O básico da base
Por: Silas Gouveia
Em todas as discussões sobre futebol, em especial no Brasil, o tema da base de formação de atletas para o clube é assunto recorrente e que sempre envolve opiniões mais apaixonadas do que com algum critério de análises sobre os objetivos, planejamento e frutos a serem alcançados. Em geral e em especial quando tratamos de discutir sobre a base do Galo, o que mais se ouve dizer é que “a base do Galo não presta. Não revela nenhum jogador de peso desde o Bernard!”
Não deixa de ter um grande fundo de razão, principalmente quando comparamos com o desempenho da base em alguns clubes brasileiros, citando como exemplo o Grêmio e o Fluminense, para fugir um pouco do óbvio de citar outros clubes que faturam muito mais com atletas vindo de suas bases. O Grêmio, por exemplo, revela a cada ano pelo menos um bom nome que, ou é prontamente inserido no time profissional, ou é vendido por valores que acabam por ajudar e muito na sustentabilidade financeira do clube. Grêmio é um excelente exemplo a ser seguido. Mas o Fluminense faz também um trabalho espetacular em suas categorias de base e tem colhido vários bons frutos para o time principal e também garantido boas vendas e injeção de recursos para o financiamento do clube.
Em recentes entrevistas do presidente eleito do Galo, Sérgio Coelho, algumas de suas declarações e manifestações causaram estranheza em grande parte da torcida. A primeira delas é de que a base do Galo deverá ser dividida em pelo menos duas áreas: uma administrativa e outra técnica. Há de se pesquisar melhor sobre o formato de estrutura funcional das categorias de base no Brasil, pois não existem muitos relatos de haver uma estrutura com esta conformação como pretende o mandatário Alvinegro. Precisamos fazer uma avaliação de, primeiro saber se existe algo semelhante em algum outro clube brasileiro e segundo, como está funcionando este modelo onde ele possa já ser avaliado. Mas esta foi uma declaração que causou bastante curiosidade e debate entre os profissionais do setor e da imprensa especializada.

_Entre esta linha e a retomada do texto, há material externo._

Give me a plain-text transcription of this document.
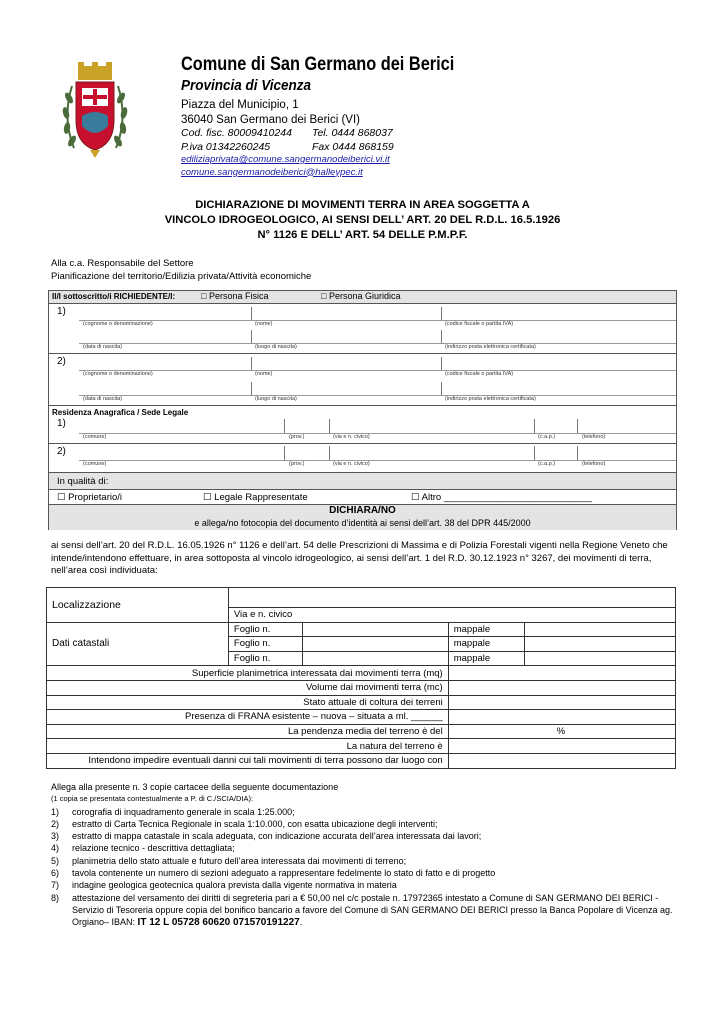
Comune di San Germano dei Berici
Provincia di Vicenza
Piazza del Municipio, 1
36040 San Germano dei Berici (VI)
Cod. fisc. 80009410244 Tel. 0444 868037
P.iva 01342260245	Fax 0444 868159
ediliziaprivata@comune.sangermanodeiberici.vi.it
comune.sangermanodeiberici@halleypec.it
DICHIARAZIONE DI MOVIMENTI TERRA IN AREA SOGGETTA A
VINCOLO IDROGEOLOGICO, AI SENSI DELL’ ART. 20 DEL R.D.L. 16.5.1926
N° 1126 E DELL’ ART. 54 DELLE P.M.P.F.
Alla c.a. Responsabile del Settore
Pianificazione del territorio/Edilizia privata/Attività economiche
Il/I sottoscritto/i RICHIEDENTE/I:	□ Persona Fisica	□ Persona Giuridica
1)
(cognome o denominazione)	(nome)	(codice fiscale o partita IVA)
(data di nascita)	(luogo di nascita)	(indirizzo posta elettronica certificata)
2)
(cognome o denominazione)	(nome)	(codice fiscale o partita IVA)
(data di nascita)	(luogo di nascita)	(indirizzo posta elettronica certificata)
Residenza Anagrafica / Sede Legale
1)
(comune)	(prov.)	(via e n. civico)	(c.a.p.)	(telefono)
2)
(comune)	(prov.)	(via e n. civico)	(c.a.p.)	(telefono)
In qualità di:
☐ Proprietario/i	☐ Legale Rappresentate	☐ Altro ____________________________
DICHIARA/NO
e allega/no fotocopia del documento d’identità ai sensi dell’art. 38 del DPR 445/2000
ai sensi dell’art. 20 del R.D.L. 16.05.1926 n° 1126 e dell’art. 54 delle Prescrizioni di Massima e di Polizia Forestali vigenti nella Regione Veneto che intende/intendono effettuare, in area sottoposta al vincolo idrogeologico, ai sensi dell’art. 1 del R.D. 30.12.1923 n° 3267, dei movimenti di terra, nell’area così individuata:
Localizzazione				
	Via e n. civico			
Dati catastali	Foglio n.		mappale	
	Foglio n.		mappale	
	Foglio n.		mappale	
Superficie planimetrica interessata dai movimenti terra (mq)				
Volume dai movimenti terra (mc)				
Stato attuale di coltura dei terreni				
Presenza di FRANA esistente – nuova – situata a ml. ______				
La pendenza media del terreno è del			%	
La natura del terreno è				
Intendono impedire eventuali danni cui tali movimenti di terra possono dar luogo con				
Allega alla presente n. 3 copie cartacee della seguente documentazione
(1 copia se presentata contestualmente a P. di C./SCIA/DIA):
1)	corografia di inquadramento generale in scala 1:25.000;
2)	estratto di Carta Tecnica Regionale in scala 1:10.000, con esatta ubicazione degli interventi;
3)	estratto di mappa catastale in scala adeguata, con indicazione accurata dell’area interessata dai lavori;
4)	relazione tecnico - descrittiva dettagliata;
5)	planimetria dello stato attuale e futuro dell’area interessata dai movimenti di terreno;
6)	tavola contenente un numero di sezioni adeguato a rappresentare fedelmente lo stato di fatto e di progetto
7)	indagine geologica geotecnica qualora prevista dalla vigente normativa in materia
8)	attestazione del versamento dei diritti di segreteria pari a € 50,00 nel c/c postale n. 17972365 intestato a Comune di SAN GERMANO DEI BERICI - Servizio di Tesoreria oppure copia del bonifico bancario a favore del Comune di SAN GERMANO DEI BERICI presso la Banca Popolare di Vicenza ag. Orgiano– IBAN: IT 12 L 05728 60620 071570191227.
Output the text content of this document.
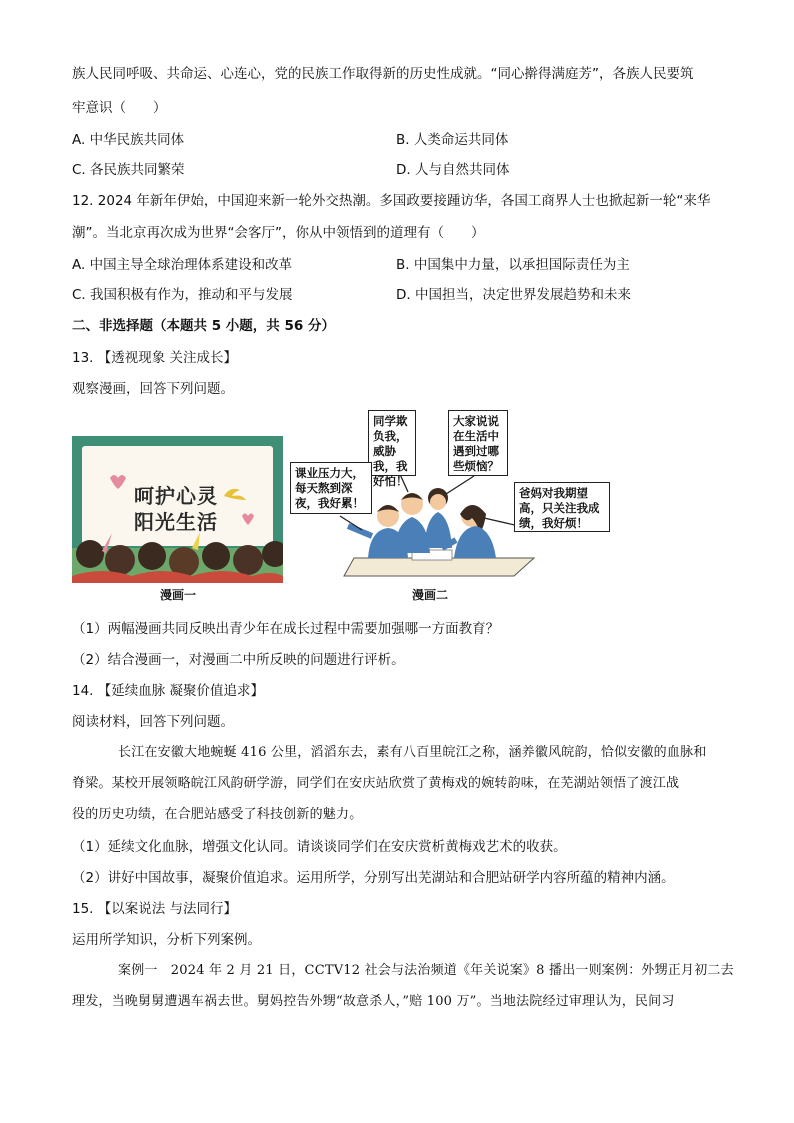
族人民同呼吸、共命运、心连心，党的民族工作取得新的历史性成就。“同心擀得满庭芳”，各族人民要筑
牢意识（　　）
A. 中华民族共同体	B. 人类命运共同体
C. 各民族共同繁荣	D. 人与自然共同体
12. 2024 年新年伊始，中国迎来新一轮外交热潮。多国政要接踵访华，各国工商界人士也掀起新一轮“来华
潮”。当北京再次成为世界“会客厅”，你从中领悟到的道理有（　　）
A. 中国主导全球治理体系建设和改革	B. 中国集中力量，以承担国际责任为主
C. 我国积极有作为，推动和平与发展	D. 中国担当，决定世界发展趋势和未来
二、非选择题（本题共 5 小题，共 56 分）
13. 【透视现象 关注成长】
观察漫画，回答下列问题。
呵护心灵
阳光生活
漫画一
同学欺负我，威胁我，我好怕！
大家说说在生活中遇到过哪些烦恼？
课业压力大，每天熬到深夜，我好累！
爸妈对我期望高，只关注我成绩，我好烦！
漫画二
（1）两幅漫画共同反映出青少年在成长过程中需要加强哪一方面教育？
（2）结合漫画一，对漫画二中所反映的问题进行评析。
14. 【延续血脉 凝聚价值追求】
阅读材料，回答下列问题。
长江在安徽大地蜿蜒 416 公里，滔滔东去，素有八百里皖江之称，涵养徽风皖韵，恰似安徽的血脉和
脊梁。某校开展领略皖江风韵研学游，同学们在安庆站欣赏了黄梅戏的婉转韵味，在芜湖站领悟了渡江战
役的历史功绩，在合肥站感受了科技创新的魅力。
（1）延续文化血脉，增强文化认同。请谈谈同学们在安庆赏析黄梅戏艺术的收获。
（2）讲好中国故事，凝聚价值追求。运用所学，分别写出芜湖站和合肥站研学内容所蕴的精神内涵。
15. 【以案说法 与法同行】
运用所学知识，分析下列案例。
案例一　2024 年 2 月 21 日，CCTV12 社会与法治频道《年关说案》8 播出一则案例：外甥正月初二去
理发，当晚舅舅遭遇车祸去世。舅妈控告外甥“故意杀人，”赔 100 万”。当地法院经过审理认为，民间习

A segunda declaração sobre as categorias de base foram no sentido de que a base tem de centrar suas atenções para jovens abaixo dos 14 anos de idade, pois é nesta fase que se garimpam os melhores talentos no futebol. Esta declaração, além de bastante polêmica, pode chamar a atenção das autoridades públicas, em especial do MP do Trabalho, uma vez que o Atlético cumpre o TAC (Termo de Ajuste de Condutas) exatamente por conta de ter realizado captação de atletas com finalidade desportiva e de competição, de jovens abaixo da faixa etária permitida pela legislação brasileira, que é de 14 anos de idade. Apenas jovens acima desta idade podem ser captados para participar de categorias de base de clubes de futebol. Abaixo desta idade, não se pode vincular nenhum jovem a qualquer projeto de competição de um clube. E a saída encontrada por muitos destes clubes, foi desenvolver parcerias com escolinhas de futebol por todo o país, onde ali se descobre e estimula a formação de jovens talentos.

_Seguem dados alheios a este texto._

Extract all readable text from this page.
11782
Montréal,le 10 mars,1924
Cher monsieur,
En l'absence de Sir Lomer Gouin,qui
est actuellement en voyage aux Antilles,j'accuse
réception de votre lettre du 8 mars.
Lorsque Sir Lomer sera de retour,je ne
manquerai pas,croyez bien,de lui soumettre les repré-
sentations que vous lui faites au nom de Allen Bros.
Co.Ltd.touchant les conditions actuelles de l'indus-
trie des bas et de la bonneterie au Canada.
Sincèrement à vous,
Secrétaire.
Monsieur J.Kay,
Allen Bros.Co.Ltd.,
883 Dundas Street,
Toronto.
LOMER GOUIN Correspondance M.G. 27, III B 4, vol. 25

Obviamente que o presidente está a par desta questão legal, mas tem-se de tomar certos cuidados com algumas falas, pois estas podem ser interpretadas equivocadamente por algum órgão ou autoridade do setor e o clube começaria a ser fiscalizado com mais rigor que o já tão rigoroso controle que se faz pelo Ministério do Trabalho nestas questões.
De toda forma, diante destas duas falas do presidente Sérgio Coelho, resolvemos fazer um apanhado geral sobre as captações desenvolvidas pela gestão do atual diretor de base do Galo, Júnior Chávare, apenas a termo de comparação entre o que foi expressado pelo presidente e o trabalho desenvolvido esta área nos últimos dois anos em que Chávare está à frente desta área.

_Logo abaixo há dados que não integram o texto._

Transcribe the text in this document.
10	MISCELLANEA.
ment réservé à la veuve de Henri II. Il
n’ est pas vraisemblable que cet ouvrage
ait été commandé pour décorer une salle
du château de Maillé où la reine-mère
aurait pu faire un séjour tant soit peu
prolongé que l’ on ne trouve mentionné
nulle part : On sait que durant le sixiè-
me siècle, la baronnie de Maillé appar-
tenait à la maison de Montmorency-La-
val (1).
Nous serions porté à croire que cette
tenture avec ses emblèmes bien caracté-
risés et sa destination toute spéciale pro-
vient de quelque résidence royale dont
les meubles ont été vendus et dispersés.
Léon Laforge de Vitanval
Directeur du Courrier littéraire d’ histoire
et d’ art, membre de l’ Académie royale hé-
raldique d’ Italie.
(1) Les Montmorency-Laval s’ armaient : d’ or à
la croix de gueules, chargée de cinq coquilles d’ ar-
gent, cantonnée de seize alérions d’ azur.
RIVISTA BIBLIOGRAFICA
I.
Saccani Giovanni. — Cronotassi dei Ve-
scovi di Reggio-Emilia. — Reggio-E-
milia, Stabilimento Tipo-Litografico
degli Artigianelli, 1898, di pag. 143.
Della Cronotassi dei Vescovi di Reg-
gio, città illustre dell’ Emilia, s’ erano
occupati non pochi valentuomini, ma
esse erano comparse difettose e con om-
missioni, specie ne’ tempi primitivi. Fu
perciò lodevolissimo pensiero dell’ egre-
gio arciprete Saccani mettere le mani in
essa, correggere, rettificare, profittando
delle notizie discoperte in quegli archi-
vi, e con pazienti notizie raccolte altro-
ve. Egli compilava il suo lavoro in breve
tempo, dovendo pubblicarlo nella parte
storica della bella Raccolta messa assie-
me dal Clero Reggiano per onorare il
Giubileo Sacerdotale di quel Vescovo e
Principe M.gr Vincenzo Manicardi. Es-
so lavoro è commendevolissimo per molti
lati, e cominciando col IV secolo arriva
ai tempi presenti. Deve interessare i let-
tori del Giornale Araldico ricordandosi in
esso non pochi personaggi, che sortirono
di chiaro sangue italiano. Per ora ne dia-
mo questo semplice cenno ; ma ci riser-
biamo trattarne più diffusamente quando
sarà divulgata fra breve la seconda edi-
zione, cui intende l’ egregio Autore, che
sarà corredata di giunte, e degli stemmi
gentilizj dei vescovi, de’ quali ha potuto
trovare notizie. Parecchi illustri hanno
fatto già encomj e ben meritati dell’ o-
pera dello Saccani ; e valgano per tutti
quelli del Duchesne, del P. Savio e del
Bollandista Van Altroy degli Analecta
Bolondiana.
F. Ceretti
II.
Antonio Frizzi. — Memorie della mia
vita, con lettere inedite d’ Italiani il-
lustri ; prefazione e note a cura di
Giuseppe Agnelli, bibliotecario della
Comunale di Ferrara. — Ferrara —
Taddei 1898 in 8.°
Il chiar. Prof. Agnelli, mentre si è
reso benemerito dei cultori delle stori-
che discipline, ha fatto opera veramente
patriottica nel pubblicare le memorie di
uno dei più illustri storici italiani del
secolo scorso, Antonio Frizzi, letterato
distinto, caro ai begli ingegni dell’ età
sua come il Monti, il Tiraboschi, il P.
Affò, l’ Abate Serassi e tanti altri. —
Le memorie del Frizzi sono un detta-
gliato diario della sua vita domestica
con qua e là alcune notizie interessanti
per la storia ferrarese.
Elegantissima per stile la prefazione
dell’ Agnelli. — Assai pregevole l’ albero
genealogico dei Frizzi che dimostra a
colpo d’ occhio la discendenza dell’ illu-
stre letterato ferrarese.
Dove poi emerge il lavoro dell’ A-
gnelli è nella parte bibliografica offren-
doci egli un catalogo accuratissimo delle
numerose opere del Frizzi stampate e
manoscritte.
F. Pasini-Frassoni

- Atletas entre 18 e 20 anos – aproximadamente 30% do total de captação;
- Atletas entre 16 e 17 anos – aproximadamente 10% do total de captação;
- Atletas abaixo de 15 anos – aproximadamente 60% do total de captação.
Há neste quadro, uma perfeita sintonia entre a fala do presidente e o trabalho que vem sendo desenvolvido até aqui. Não fazendo nenhum juízo sobre a qualidade ou possibilidade de retorno financeiro para o clube, especialmente levando-se em consideração que para fazer uma análise desta magnitude, haveria de ter muito mais tempo e dados para o estudo.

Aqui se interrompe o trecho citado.